Выбрать главу

Время все-таки сделало свое дело, Бухарин окончательно вытеснен из моего сердца, на это потребовались годы и годы, потому что, не имея нового, трудно забыть старое, особенно такое яркое, в котором было так много хорошего (личного) и так много страшного, трагически тяжелого. Но метаморфоза свершилась. Могу сказать, что я прошла огни, воды и медные трубы. Я шла по скользкому пути. В дни такой глубокой тревоги я не имела никакой моральной поддержки. Арест мог привести только к озлоблению, особенно в столь юном возрасте, в каком была я, когда я могла и не быть человеком твердым, вполне сложившимся, стоящим на прочных рельсах. Тем не менее, я отбросила все личное, не поддавалась никакому чуждому влиянию. Я получила больше, чем «боевое крещение», и с чистой совестью могу сказать, что чувствую себя полноценным советским человеком, имеющим право на жизнь, могу шагать в ногу с советским народом. Я хочу, чтобы мои, хотя бы маленькие крупицы, были заложены в фундамент победы и восстановления моей любимой страны.

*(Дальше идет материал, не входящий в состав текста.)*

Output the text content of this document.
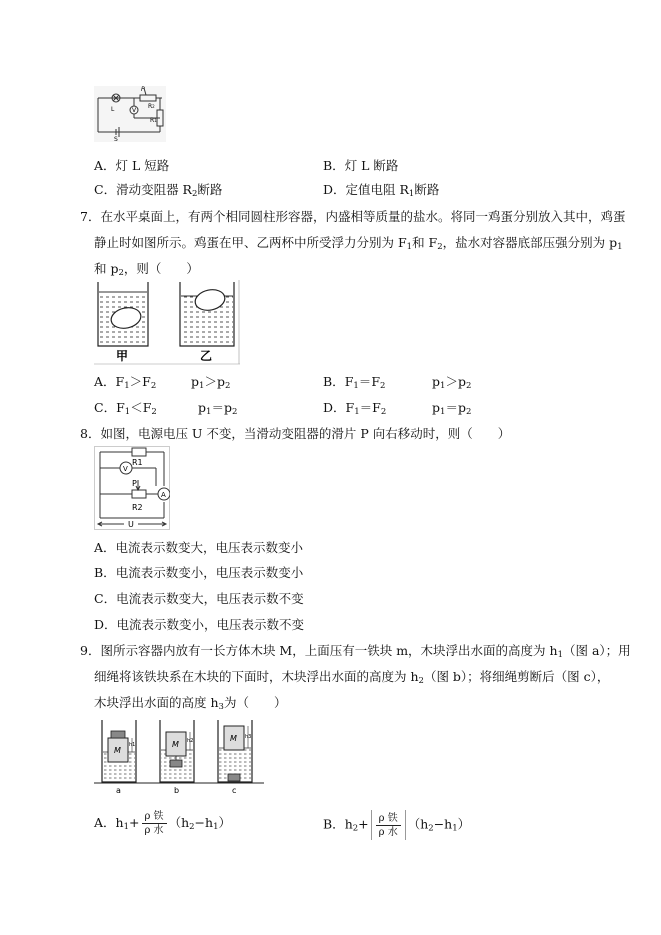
L	V
P
R2
R1
S
A．灯 L 短路	B．灯 L 断路
C．滑动变阻器 $R_2$断路	D．定值电阻 $R_1$断路
7．在水平桌面上，有两个相同圆柱形容器，内盛相等质量的盐水。将同一鸡蛋分别放入其中，鸡蛋
静止时如图所示。鸡蛋在甲、乙两杯中所受浮力分别为 $F_1$和 $F_2$，盐水对容器底部压强分别为 $p_1$
和 $p_2$，则（　　）
甲	乙
A．$F_1>F_2$	$p_1>p_2$	B．$F_1=F_2$	$p_1>p_2$
C．$F_1<F_2$	$p_1=p_2$	D．$F_1=F_2$	$p_1=p_2$
8．如图，电源电压 U 不变，当滑动变阻器的滑片 P 向右移动时，则（　　）
R1
V
P
R2
A
U
A．电流表示数变大，电压表示数变小
B．电流表示数变小，电压表示数变小
C．电流表示数变大，电压表示数不变
D．电流表示数变小，电压表示数不变
9．图所示容器内放有一长方体木块 M，上面压有一铁块 m，木块浮出水面的高度为 $h_1$（图 a）；用
细绳将该铁块系在木块的下面时，木块浮出水面的高度为 $h_2$（图 b）；将细绳剪断后（图 c），
木块浮出水面的高度 $h_3$为（　　）
M
M
M
h1
h2
h3
a	b	c
A．$h_1+ \frac{\text{ρ 铁}}{\text{ρ 水}} (h_2-h_1)$	B．$h_2+ \frac{\text{ρ 铁}}{\text{ρ 水}} (h_2-h_1)$
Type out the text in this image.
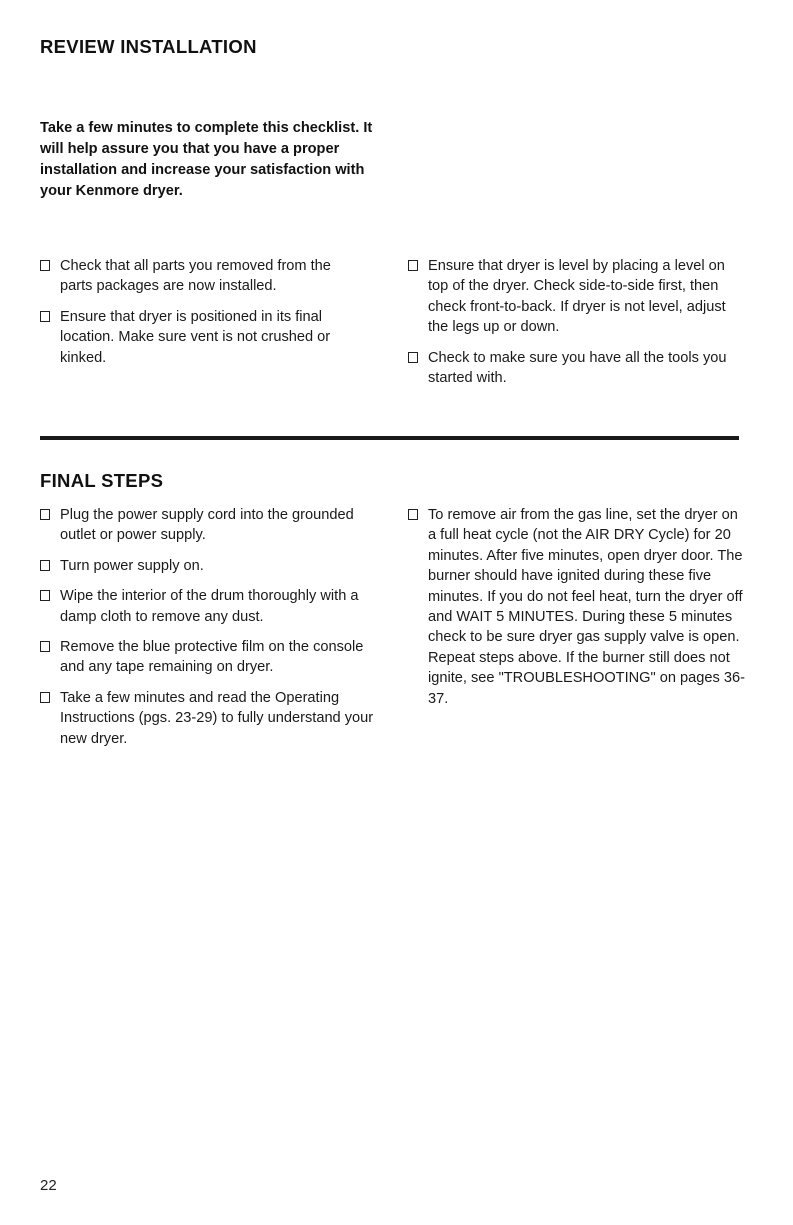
REVIEW INSTALLATION

Take a few minutes to complete this checklist. It will help assure you that you have a proper installation and increase your satisfaction with your Kenmore dryer.

Check that all parts you removed from the parts packages are now installed.
Ensure that dryer is positioned in its final location. Make sure vent is not crushed or kinked.
Ensure that dryer is level by placing a level on top of the dryer. Check side-to-side first, then check front-to-back. If dryer is not level, adjust the legs up or down.
Check to make sure you have all the tools you started with.
FINAL STEPS
Plug the power supply cord into the grounded outlet or power supply.
Turn power supply on.
Wipe the interior of the drum thoroughly with a damp cloth to remove any dust.
Remove the blue protective film on the console and any tape remaining on dryer.
Take a few minutes and read the Operating Instructions (pgs. 23-29) to fully understand your new dryer.
To remove air from the gas line, set the dryer on a full heat cycle (not the AIR DRY Cycle) for 20 minutes. After five minutes, open dryer door. The burner should have ignited during these five minutes. If you do not feel heat, turn the dryer off and WAIT 5 MINUTES. During these 5 minutes check to be sure dryer gas supply valve is open. Repeat steps above. If the burner still does not ignite, see "TROUBLESHOOTING" on pages 36-37.
22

Хватит уж, ну сколько же можно расплачиваться за такую короткую — двухлетнюю жизнь с Бухариным.

Отец, умирающий, уже еле слышным хриплым голосом спросил меня: ты умеешь любить Советскую власть только потому, что мы победили? Сможешь ли ты защищать ее, не жалеть жизни для Советской власти, если она будет в опасности? Я обещала отцу, за минуту до его смерти, защищать нашу страну, если это надо будет, я хочу иметь возможность это обещание выполнить. Мне осталось еще почти два года, а здоровье уже пошатнулось так сильно, несмотря на то, что я физически не работаю (работаю в конторе), и вынуждена большую часть времени проводить в постели. Прошу Вас о досрочном освобождении-реабилитации, и если Вы сочтете возможным это сделать, сможете убедиться, что оказанное доверие я оправдаю.

А.М. Ларина. Лист 58.

Ю/1-44 г. Личное дело.

Министру государственной безопасности СССР

Заявление

В 1935 году я вышла замуж за Н. И. Бухарина, прожив с ним всего 1,5 года по день его ареста. В сентябре 1937 г. я была арестована и осуждена Особым совещанием.

По делу Бухарина я ни в чем замешана не была и никаких обвинений мне не предъявлялось.

Мне кажется, что 15 лет репрессий (8 лагеря, 2 года закрепления за лагерем и 5 лет ссылки) — это наказание очень суровое, я его ничем не заслужила. Мало ли как ошибается человек, особенно в годы столь юные, какими они были у меня, когда я вышла замуж.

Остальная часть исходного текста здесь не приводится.